Search code examples
c++algorithmtheorymodulusfixed-point

implementing a modulus on fixed point type


so currently I'm helping develop a programming language, and we've reached the point where we have to implement a fixed point type using C++ as our backbone language to write this in. I am able to figure out how to add, subtract, multiply, divide, however I am drawing a blank for how to accomplish this for modulus and exponentials. I feel I am close to figuring out exponentials, so I will focus this question on modulus.

Currently what I do is I take in a string literal and track the point of the radix and find the distance of that from the end of the string, and this gives me my scaling factor. After that we keep the entire big integer, which is supposed to be constrained to a fixed type (unless circumstances like division...or possibly modulus, arise, at which point we increase the fractional side of the radix to atleast half of the size of the integer portion). I have implemented ways to grab values to the left of the radix and to the right of the radix by multiplying by factors of 10 (I want the accuracy that comes with base 10 as opposed to the speed of base 2) to get the place where the radix will sit. I have googled looking up how to implement modulus on fixed point types, to no avail.

I can't seem to figure out how one would go about implementing it. Is there a way of implementing this? Do people know of a generalized algorithm? Anything to point me in the right direction? Remember, I'm aiming for accuracy. Speed is nice too, but the prime directive is accuracy.

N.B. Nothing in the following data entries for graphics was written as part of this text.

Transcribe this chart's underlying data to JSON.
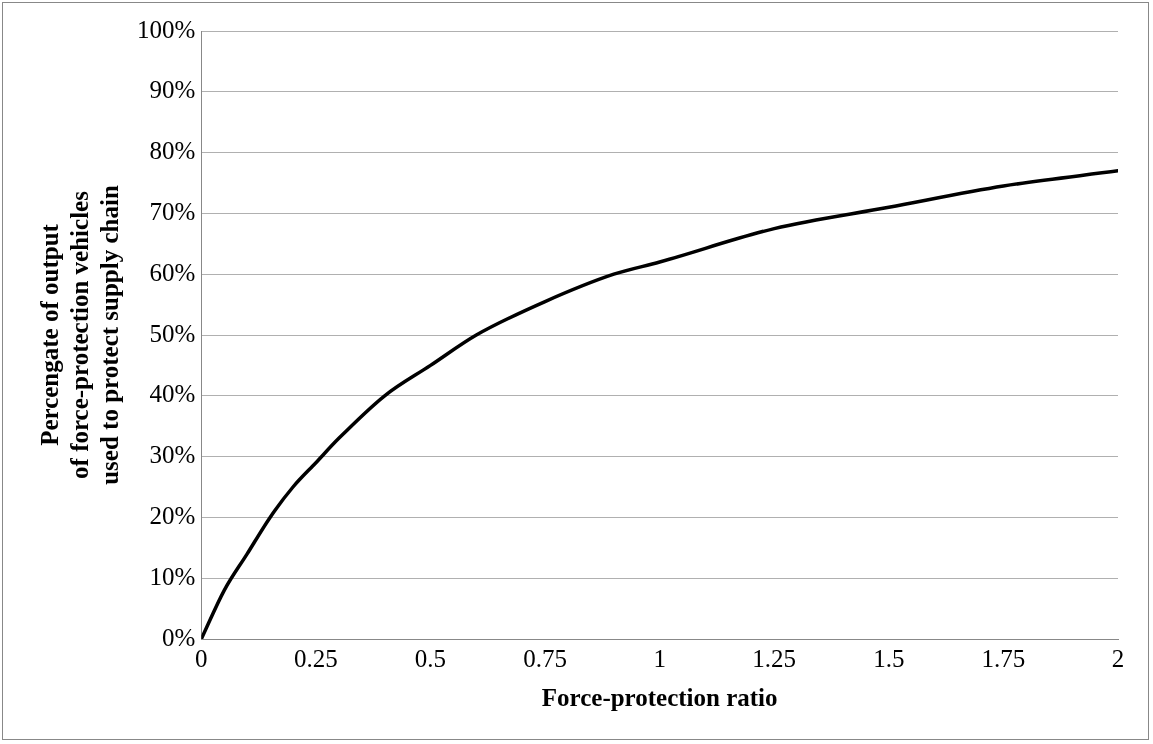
{
  "chart_data": {
    "type": "line",
    "xlabel": "Force-protection ratio",
    "ylabel": "Percengate of output\nof force-protection vehicles\nused to protect supply chain",
    "x": [
      0,
      0.05,
      0.1,
      0.15,
      0.2,
      0.25,
      0.3,
      0.4,
      0.5,
      0.6,
      0.75,
      0.9,
      1,
      1.25,
      1.5,
      1.75,
      2
    ],
    "series": [
      {
        "color": "#000000",
        "values": [
          0,
          8,
          14,
          20,
          25,
          29,
          33,
          40,
          45,
          50,
          55.5,
          60,
          62,
          67.5,
          71,
          74.5,
          77
        ]
      }
    ],
    "xlim": [
      0,
      2
    ],
    "xticks": [
      0,
      0.25,
      0.5,
      0.75,
      1,
      1.25,
      1.5,
      1.75,
      2
    ],
    "ylim": [
      0,
      100
    ],
    "yticks": [
      {
        "value": 0,
        "label": "0%"
      },
      {
        "value": 10,
        "label": "10%"
      },
      {
        "value": 20,
        "label": "20%"
      },
      {
        "value": 30,
        "label": "30%"
      },
      {
        "value": 40,
        "label": "40%"
      },
      {
        "value": 50,
        "label": "50%"
      },
      {
        "value": 60,
        "label": "60%"
      },
      {
        "value": 70,
        "label": "70%"
      },
      {
        "value": 80,
        "label": "80%"
      },
      {
        "value": 90,
        "label": "90%"
      },
      {
        "value": 100,
        "label": "100%"
      }
    ],
    "grid": "y",
    "legend": false,
    "marker": "none",
    "line_style": "solid"
  }
}
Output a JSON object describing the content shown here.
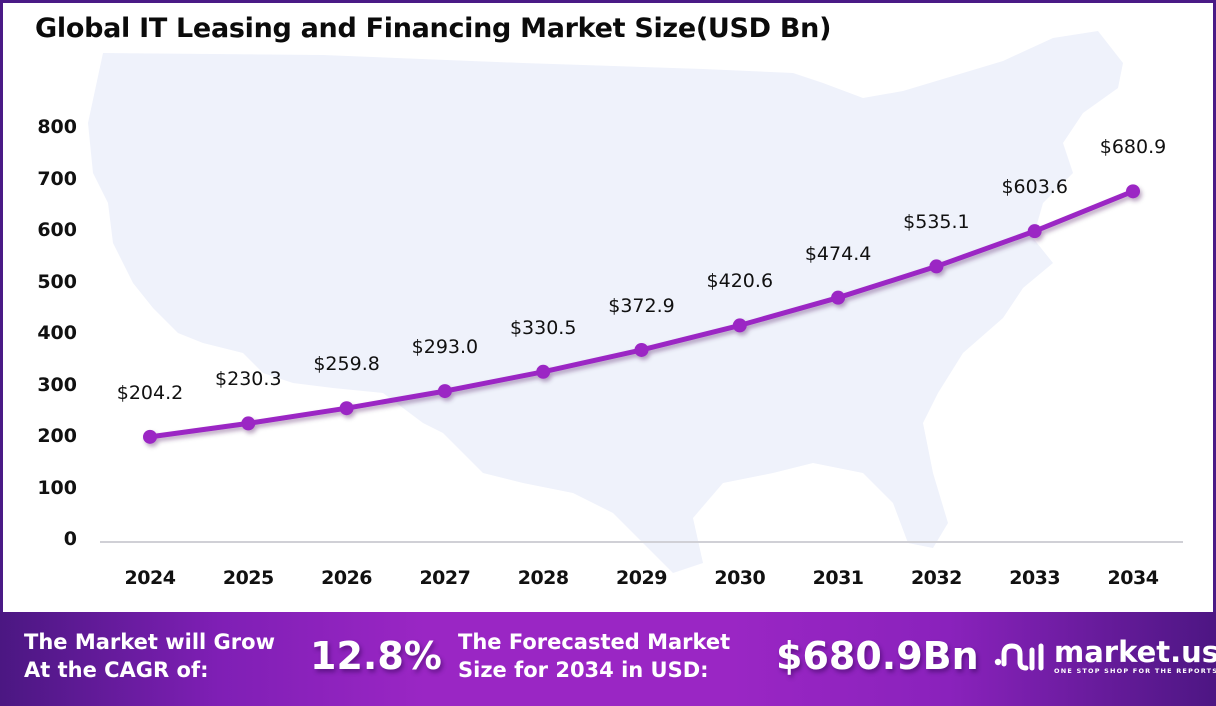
{
  "title": "Global IT Leasing and Financing Market Size(USD Bn)",
  "colors": {
    "line": "#9b27c4",
    "border": "#4a1a86",
    "map": "#eff2fb",
    "axis": "#d0d0d6",
    "footer_start": "#4b1782",
    "footer_mid": "#9a26c4"
  },
  "chart_data": {
    "type": "line",
    "title": "Global IT Leasing and Financing Market Size(USD Bn)",
    "xlabel": "",
    "ylabel": "",
    "categories": [
      "2024",
      "2025",
      "2026",
      "2027",
      "2028",
      "2029",
      "2030",
      "2031",
      "2032",
      "2033",
      "2034"
    ],
    "series": [
      {
        "name": "Market Size (USD Bn)",
        "values": [
          204.2,
          230.3,
          259.8,
          293.0,
          330.5,
          372.9,
          420.6,
          474.4,
          535.1,
          603.6,
          680.9
        ]
      }
    ],
    "data_labels": [
      "$204.2",
      "$230.3",
      "$259.8",
      "$293.0",
      "$330.5",
      "$372.9",
      "$420.6",
      "$474.4",
      "$535.1",
      "$603.6",
      "$680.9"
    ],
    "yticks": [
      "0",
      "100",
      "200",
      "300",
      "400",
      "500",
      "600",
      "700",
      "800"
    ],
    "ylim": [
      0,
      800
    ],
    "grid": false,
    "legend": "none",
    "background": "faded US map silhouette"
  },
  "footer": {
    "cagr_label_line1": "The Market will Grow",
    "cagr_label_line2": "At the CAGR of:",
    "cagr_value": "12.8%",
    "forecast_label_line1": "The Forecasted Market",
    "forecast_label_line2": "Size for 2034 in USD:",
    "forecast_value": "$680.9Bn",
    "brand_name": "market.us",
    "brand_tagline": "ONE STOP SHOP FOR THE REPORTS"
  }
}
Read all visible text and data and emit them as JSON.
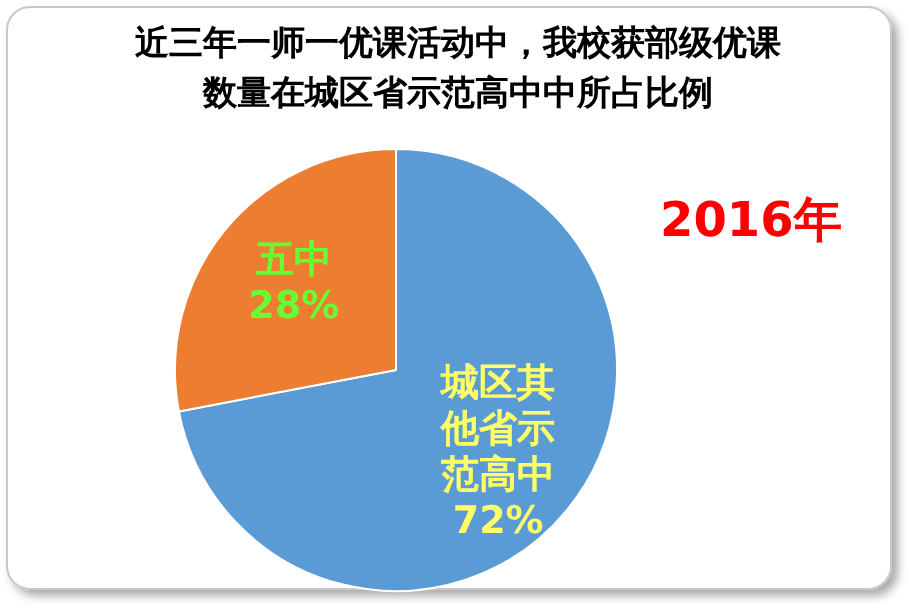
{
  "chart_data": {
    "type": "pie",
    "title": "近三年一师一优课活动中，我校获部级优课数量在城区省示范高中中所占比例",
    "categories": [
      "城区其他省示范高中",
      "五中"
    ],
    "values": [
      72,
      28
    ],
    "value_labels": [
      "72%",
      "28%"
    ],
    "colors": [
      "#5b9bd5",
      "#ed7d31"
    ],
    "annotations": [
      "2016年"
    ],
    "legend": false
  }
}
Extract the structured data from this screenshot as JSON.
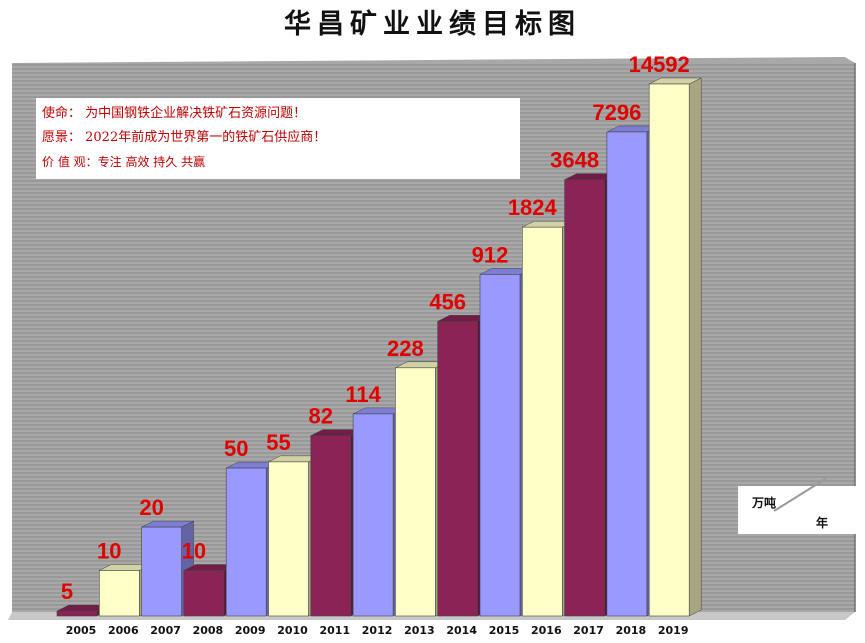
{
  "title": "华昌矿业业绩目标图",
  "mission": {
    "line1": "使命：  为中国钢铁企业解决铁矿石资源问题！",
    "line2": "愿景：  2022年前成为世界第一的铁矿石供应商！",
    "line3": "价 值 观：专注  高效  持久  共赢"
  },
  "unit": {
    "top": "万吨",
    "bottom": "年"
  },
  "colors": {
    "maroon": "#8b2356",
    "cream": "#ffffc8",
    "periwinkle": "#9999ff",
    "label": "#e00000",
    "wall": "#a8a8a8",
    "wall_line": "#8a8a8a"
  },
  "chart_data": {
    "type": "bar",
    "title": "华昌矿业业绩目标图",
    "unit": "万吨/年",
    "scale": "nonlinear",
    "categories": [
      "2005",
      "2006",
      "2007",
      "2008",
      "2009",
      "2010",
      "2011",
      "2012",
      "2013",
      "2014",
      "2015",
      "2016",
      "2017",
      "2018",
      "2019"
    ],
    "values": [
      5,
      10,
      20,
      10,
      50,
      55,
      82,
      114,
      228,
      456,
      912,
      1824,
      3648,
      7296,
      14592
    ],
    "data_labels": [
      "5",
      "10",
      "20",
      "10",
      "50",
      "55",
      "82",
      "114",
      "228",
      "456",
      "912",
      "1824",
      "3648",
      "7296",
      "14592"
    ],
    "bar_colors": [
      "maroon",
      "cream",
      "periwinkle",
      "maroon",
      "periwinkle",
      "cream",
      "maroon",
      "periwinkle",
      "cream",
      "maroon",
      "periwinkle",
      "cream",
      "maroon",
      "periwinkle",
      "cream"
    ],
    "grid": true,
    "legend": "none"
  }
}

To clarify, the hardware we would be operating on is generalized. As for the definition of what I want...that's somewhat why I'm here. I don't know what I want, I want to know some examples and different options to choose from. Really I'm just trying to learn about this.

EXAMPLE:

say I have a fixed8x8 and I push out 2 % 1.2 (2 could be 2.0 as well here), the result should come back 0.8. What's a good rule for going about extending the size of the right side to compensate for accuracy?


Solution

  • With the correction of 1.2 % 2 == 1.2, then just ignore the decimal, e.g. this is the same as 12 % 20 == 12

    You can just use subtraction to compute this, if speed is truly not necessary. E.g. for any A % M, just keep subtracting M from A until A < M, for M != 0 (infinite loop!). This will provide the same result, 1.2, since subtraction really isn't affected by decimal points when represented as fixed-point.

    If speed matters, and you don't have multiplication routines that can ignore the decimal (most won't), you may need to build them, since at 8x8 you won't have enough space to shift the entire value into the left-side (for some operations, I implemented 24x8 fixed point registers in my PIC 16F library to allow higher precision when performing computations on 16x8 fixed point).

    To elaborate on using multiplication for faster arithmetic, and the reason you would need multiplication routines that can ignore the decimal,

    First we analyze the slower subtraction approach using this pseudo-C++ code:

    auto answer = A;
    while(answer >= M)
      answer -= M;
    // now, your answer is in answer
    

    But if we knew how many iterations were necessary beforehand, we could just:

    auto answer = A - M * number_of_iterations;
    

    Of course, we won't know that, so the goal is to reduce the number of iterations that we need rather. This can be done with reverse-factorization - given a number M, find how many times you can multiply it by 10 (one digit to the left) and it still be less than A, so e.g. if A is 1023.32 and M is 4.1, you can multiply M by 10 twice, resulting in M*10*10 = 410. Subtract this from A until A < M*10*10, leaving A'=203.32, and continue to repeat until your working copy of A is less than M. This turns approach generally turns an O(N) operation into an O(log(N)) operation, provided you don't add too much overhead with the computations (in my PIC 16F implementation, I had to be careful because the chip only had 384 bytes of total memory, so needless to say, it was slower than it could have been).

    I mostly did my work in base-2, but the same ideas translate to base-10 as well, so something like this should greatly reduce the number of iterations, especially for larger items (and this can be adjusted depending on your internal representation, so you can use digit-shifting rather than multiplication for each step):

    auto currentA = A;
    while(currentA >= M){
      auto scaledM = M;
      while(scaledM*10 < currentA)
        scaledM *= 10;
      // this second loop prevents recomputing scaledM where
      // currentA > n*scaledM for some n < 10; not needed in base-2
      while(currentA > scaledM)
        currentA -= scaledM;
    }
    

    And currentA will contain your modulus when this completes.